The EventSupervisor class simply manages all of these events. It contains a mapping of all registered events, updates active events, and analyzes event links and starts the child events at the specified time. Recall that the MapEvent class is abstract. To create an event purely in Lua, we can either create a Lua class that derives from it, or use a C++ derived class called ScriptedEvent which does nothing more than call two Lua functions in its Start and Update methods. We can also define a number of "common" events in C++, such as moving a sprite to a destination on the map. This makes it easy to re-use and share these events throughout maps without requiring that each map file re-define their function.

This design is simple, flexible, and elegant. Honestly, I'm surprised at myself that I came up with such a great solution.

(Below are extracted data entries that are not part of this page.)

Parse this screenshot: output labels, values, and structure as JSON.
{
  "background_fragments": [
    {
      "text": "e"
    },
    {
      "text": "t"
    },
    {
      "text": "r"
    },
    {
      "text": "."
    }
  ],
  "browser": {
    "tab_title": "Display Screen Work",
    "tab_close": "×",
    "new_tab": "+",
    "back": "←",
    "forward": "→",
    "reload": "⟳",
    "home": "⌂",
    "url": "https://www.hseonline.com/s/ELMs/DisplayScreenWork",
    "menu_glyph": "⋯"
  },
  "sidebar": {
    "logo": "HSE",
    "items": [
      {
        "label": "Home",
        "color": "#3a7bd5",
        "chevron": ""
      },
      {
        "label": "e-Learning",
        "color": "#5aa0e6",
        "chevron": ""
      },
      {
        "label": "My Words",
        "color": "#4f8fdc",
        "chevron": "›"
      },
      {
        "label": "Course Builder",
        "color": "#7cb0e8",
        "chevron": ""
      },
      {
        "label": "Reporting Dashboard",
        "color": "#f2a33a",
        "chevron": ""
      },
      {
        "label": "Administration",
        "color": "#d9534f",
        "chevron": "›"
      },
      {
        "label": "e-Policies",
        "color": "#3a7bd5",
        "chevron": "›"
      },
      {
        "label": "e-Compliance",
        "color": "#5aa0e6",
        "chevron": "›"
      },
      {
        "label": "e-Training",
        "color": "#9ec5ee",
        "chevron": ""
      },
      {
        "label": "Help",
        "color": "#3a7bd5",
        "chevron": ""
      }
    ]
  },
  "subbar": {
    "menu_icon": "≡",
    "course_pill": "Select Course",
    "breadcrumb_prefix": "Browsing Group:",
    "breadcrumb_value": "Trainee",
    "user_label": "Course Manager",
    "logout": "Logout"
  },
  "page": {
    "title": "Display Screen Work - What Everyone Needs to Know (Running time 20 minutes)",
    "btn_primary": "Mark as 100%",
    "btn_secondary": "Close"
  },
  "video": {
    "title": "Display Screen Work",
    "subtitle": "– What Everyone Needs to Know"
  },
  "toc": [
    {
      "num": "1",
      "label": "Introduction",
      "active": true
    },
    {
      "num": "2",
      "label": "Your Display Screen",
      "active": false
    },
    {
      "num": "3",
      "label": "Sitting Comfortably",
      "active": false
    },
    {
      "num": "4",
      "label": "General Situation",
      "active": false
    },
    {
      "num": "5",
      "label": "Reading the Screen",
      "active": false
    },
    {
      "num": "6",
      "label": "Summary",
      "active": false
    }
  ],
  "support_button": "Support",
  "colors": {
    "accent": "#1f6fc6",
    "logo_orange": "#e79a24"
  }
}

The system is so powerful that I'm considering using the event system in place of some of our other constructs, namely sprite actions and dialogue actions. Sprite actions are what controls the NPCs on the map, telling them to walk from A to B, etc. Dialogue actions are nothing more than a Lua function that may optionally be called after each line of dialogue, or after a dialogue option is selected. Replacing these systems with events would allow them to take advantage of all of the offerings of events (namely linking and timing).

Truly, I think this is a major breakthrough for the map code. It will allow us to make the maps come to life in our next release. I'm really excited to start using this system in the game. There are still some questions about its implementation that remain to be answered, like event chain looping, simultaneous execution of the same event, etc., but I'm not worried about those cases just yet. Instead of trying to predict what we'll need in the future, we'll work with what we need to do in the present.